Clearly, I have a truly sophisticated artistic palate.
|10-15-2012 03:04 AM|
|Kehy||I've done several 1/2 gallon and less tanks/bowls. My advice is to over plant and go slowly, a cycle will take MUCH longer in a smaller volume of water. (that being said, I've successfully introduced cherry shirmp into a 1/4 gallon no-cap dirt cube that was only days old, go figure) It's hard to scape in such a small space, but it's a very fun challenge. And if you don't like it, redo it! It's easy with small things.|
|10-14-2012 08:37 PM|
|10-14-2012 03:36 PM|
|jacketherington||Have you considered making it into a terrarium instead? I have recently gotten into them.
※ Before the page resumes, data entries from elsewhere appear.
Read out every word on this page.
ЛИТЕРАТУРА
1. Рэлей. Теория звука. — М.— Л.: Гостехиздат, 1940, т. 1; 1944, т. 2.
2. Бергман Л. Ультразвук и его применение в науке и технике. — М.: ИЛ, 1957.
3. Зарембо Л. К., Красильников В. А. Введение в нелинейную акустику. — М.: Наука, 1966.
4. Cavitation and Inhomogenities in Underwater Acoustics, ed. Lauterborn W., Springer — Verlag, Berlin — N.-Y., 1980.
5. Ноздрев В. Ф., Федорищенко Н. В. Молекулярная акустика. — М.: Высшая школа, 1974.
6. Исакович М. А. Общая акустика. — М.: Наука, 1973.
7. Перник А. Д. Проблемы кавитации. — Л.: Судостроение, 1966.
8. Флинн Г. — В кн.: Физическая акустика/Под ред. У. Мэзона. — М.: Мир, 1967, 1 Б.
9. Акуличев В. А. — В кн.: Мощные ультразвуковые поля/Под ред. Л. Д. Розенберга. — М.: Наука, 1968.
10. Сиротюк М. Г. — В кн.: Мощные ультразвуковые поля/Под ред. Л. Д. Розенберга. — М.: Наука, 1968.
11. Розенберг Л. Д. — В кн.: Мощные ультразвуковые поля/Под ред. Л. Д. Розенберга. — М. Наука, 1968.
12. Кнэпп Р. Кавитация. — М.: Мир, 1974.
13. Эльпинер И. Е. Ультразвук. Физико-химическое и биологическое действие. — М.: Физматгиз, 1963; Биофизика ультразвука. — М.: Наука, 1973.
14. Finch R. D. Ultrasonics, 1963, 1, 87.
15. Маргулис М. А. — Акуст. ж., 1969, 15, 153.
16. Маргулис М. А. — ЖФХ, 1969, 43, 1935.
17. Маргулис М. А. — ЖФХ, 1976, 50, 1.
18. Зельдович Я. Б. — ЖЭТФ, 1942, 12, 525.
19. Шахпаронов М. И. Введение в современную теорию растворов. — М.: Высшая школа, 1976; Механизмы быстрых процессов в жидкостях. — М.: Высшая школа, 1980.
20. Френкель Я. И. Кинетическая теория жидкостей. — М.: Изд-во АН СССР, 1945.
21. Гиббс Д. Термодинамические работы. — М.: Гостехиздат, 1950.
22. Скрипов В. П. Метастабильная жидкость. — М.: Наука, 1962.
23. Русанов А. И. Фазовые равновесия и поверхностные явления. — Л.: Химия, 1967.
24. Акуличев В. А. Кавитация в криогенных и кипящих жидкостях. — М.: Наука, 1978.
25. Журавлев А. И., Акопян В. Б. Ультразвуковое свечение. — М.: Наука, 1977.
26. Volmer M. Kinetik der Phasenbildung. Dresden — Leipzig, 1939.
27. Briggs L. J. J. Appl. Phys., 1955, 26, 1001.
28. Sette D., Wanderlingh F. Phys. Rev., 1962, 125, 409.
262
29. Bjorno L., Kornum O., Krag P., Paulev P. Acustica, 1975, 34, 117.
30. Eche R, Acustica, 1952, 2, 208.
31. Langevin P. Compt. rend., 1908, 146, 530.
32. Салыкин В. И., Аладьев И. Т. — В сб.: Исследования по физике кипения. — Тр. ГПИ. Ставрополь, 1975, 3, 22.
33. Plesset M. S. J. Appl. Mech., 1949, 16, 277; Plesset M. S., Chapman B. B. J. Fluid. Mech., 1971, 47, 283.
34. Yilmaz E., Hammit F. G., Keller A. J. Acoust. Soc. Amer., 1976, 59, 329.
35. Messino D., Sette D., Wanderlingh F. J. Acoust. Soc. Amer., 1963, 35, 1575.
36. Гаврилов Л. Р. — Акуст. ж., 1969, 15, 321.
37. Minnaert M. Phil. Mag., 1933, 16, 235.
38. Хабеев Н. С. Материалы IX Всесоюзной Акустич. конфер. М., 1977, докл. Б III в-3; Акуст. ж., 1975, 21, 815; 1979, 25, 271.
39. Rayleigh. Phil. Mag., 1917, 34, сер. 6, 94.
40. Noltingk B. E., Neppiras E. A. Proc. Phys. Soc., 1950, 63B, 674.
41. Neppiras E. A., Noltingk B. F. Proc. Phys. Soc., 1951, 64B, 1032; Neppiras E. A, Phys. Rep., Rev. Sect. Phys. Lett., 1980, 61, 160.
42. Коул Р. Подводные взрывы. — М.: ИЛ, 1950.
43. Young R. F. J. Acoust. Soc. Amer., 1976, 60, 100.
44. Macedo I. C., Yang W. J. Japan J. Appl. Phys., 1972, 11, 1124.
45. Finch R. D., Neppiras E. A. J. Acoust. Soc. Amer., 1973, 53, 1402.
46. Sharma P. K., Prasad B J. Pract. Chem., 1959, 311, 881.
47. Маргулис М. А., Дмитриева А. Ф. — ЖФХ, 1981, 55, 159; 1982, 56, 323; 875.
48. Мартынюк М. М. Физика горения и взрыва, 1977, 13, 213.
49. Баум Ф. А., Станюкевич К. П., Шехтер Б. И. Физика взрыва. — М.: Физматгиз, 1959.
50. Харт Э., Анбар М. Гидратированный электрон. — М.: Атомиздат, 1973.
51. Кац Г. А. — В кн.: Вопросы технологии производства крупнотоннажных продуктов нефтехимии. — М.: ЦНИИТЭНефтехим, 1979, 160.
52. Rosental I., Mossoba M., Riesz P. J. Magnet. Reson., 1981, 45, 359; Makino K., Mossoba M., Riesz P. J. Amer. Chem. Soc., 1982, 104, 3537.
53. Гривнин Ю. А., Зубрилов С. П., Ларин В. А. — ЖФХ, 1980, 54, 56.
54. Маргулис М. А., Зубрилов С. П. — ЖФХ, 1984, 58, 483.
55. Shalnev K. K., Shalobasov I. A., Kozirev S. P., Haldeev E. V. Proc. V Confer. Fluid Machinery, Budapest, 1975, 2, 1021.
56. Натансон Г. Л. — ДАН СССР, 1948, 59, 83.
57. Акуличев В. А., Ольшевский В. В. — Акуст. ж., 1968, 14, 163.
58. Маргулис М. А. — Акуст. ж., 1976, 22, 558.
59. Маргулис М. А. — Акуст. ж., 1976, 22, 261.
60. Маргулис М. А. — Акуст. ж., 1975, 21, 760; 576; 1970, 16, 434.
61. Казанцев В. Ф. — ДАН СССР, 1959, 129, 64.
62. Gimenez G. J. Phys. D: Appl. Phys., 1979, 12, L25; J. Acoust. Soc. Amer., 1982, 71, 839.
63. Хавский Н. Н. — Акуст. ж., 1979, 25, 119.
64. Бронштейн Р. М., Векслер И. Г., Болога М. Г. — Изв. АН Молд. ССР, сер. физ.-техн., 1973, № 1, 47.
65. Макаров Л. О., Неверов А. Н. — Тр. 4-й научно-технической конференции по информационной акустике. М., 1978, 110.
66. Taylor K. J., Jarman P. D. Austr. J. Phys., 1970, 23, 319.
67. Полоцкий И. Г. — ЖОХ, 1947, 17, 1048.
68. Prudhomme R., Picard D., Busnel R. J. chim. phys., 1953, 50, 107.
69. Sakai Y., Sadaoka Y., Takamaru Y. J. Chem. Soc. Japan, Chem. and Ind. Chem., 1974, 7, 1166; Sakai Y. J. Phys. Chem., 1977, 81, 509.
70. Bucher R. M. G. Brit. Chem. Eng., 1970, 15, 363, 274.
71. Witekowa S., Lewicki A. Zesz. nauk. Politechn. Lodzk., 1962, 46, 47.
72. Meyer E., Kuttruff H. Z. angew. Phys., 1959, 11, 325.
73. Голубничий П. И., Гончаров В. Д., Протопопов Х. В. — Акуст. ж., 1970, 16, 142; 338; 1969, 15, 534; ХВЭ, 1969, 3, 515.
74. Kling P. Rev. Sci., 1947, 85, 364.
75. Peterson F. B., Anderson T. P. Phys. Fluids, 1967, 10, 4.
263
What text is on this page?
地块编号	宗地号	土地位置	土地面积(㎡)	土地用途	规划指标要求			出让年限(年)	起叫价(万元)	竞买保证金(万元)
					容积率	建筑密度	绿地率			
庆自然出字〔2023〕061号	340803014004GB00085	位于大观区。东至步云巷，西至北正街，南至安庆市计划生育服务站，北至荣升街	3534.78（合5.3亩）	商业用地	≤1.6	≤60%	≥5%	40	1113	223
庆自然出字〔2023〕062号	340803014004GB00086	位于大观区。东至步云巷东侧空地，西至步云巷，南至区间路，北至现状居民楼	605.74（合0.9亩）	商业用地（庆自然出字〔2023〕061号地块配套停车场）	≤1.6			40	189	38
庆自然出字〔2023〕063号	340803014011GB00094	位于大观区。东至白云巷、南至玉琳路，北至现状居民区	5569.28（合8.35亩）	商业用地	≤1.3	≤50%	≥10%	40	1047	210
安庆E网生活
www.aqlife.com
There are some very cool pictures of them online. And you can use moss collected in your backyard.|
|10-14-2012 03:06 PM|
1/2 gallon is perfectly do-able. I've got no-tech tanks running from a 1"x1"x2.5" acrylic box up to a 3g planted vase--plenty of .5-1g tanks in between. Various snails, ghost shrimp and cherry culls are the range of inhabitants. Though the 3g also has some endler/guppy hybrids.
This one-in a standard highball-- sits at eye level by my computer: sand, six types of plants and MTS. Weekly 50% wc, indirect sunlight supplemented by a full spectrum bulb reading lamp nearby.
|10-14-2012 02:41 PM|
The Teeny-Tiny Tank (From the Alliterative Aquarist!)
Ah ha ha. I crack myself up.
But seriously. I have been meandering through Marshalls and have discovered a debatable diamond. (I'm going to keep doing this.) The have a little glass candle cube, and it's super cute (cue groans.)
(Okay, I'm done.)
It's probably a half gallon, or thereabouts. I'd love to have a tiny little shrimp tank, or maybe a snail, or something. Just. Something TINY. Maybe nothing but a moss and a small driftwood hardscape? I've never done much with actual hardscape before. I know in aquariums, tiny isn't better, but in this case I'd love to have just the little bitty micro doo-dah. Might not even bother with fauna, and just have some plants in there? Is that even a thing, to have un-populated tanks? If I worked it like a riparium, maybe?
I honestly don't know. I just really want something tiny and pretty and alive on my desk.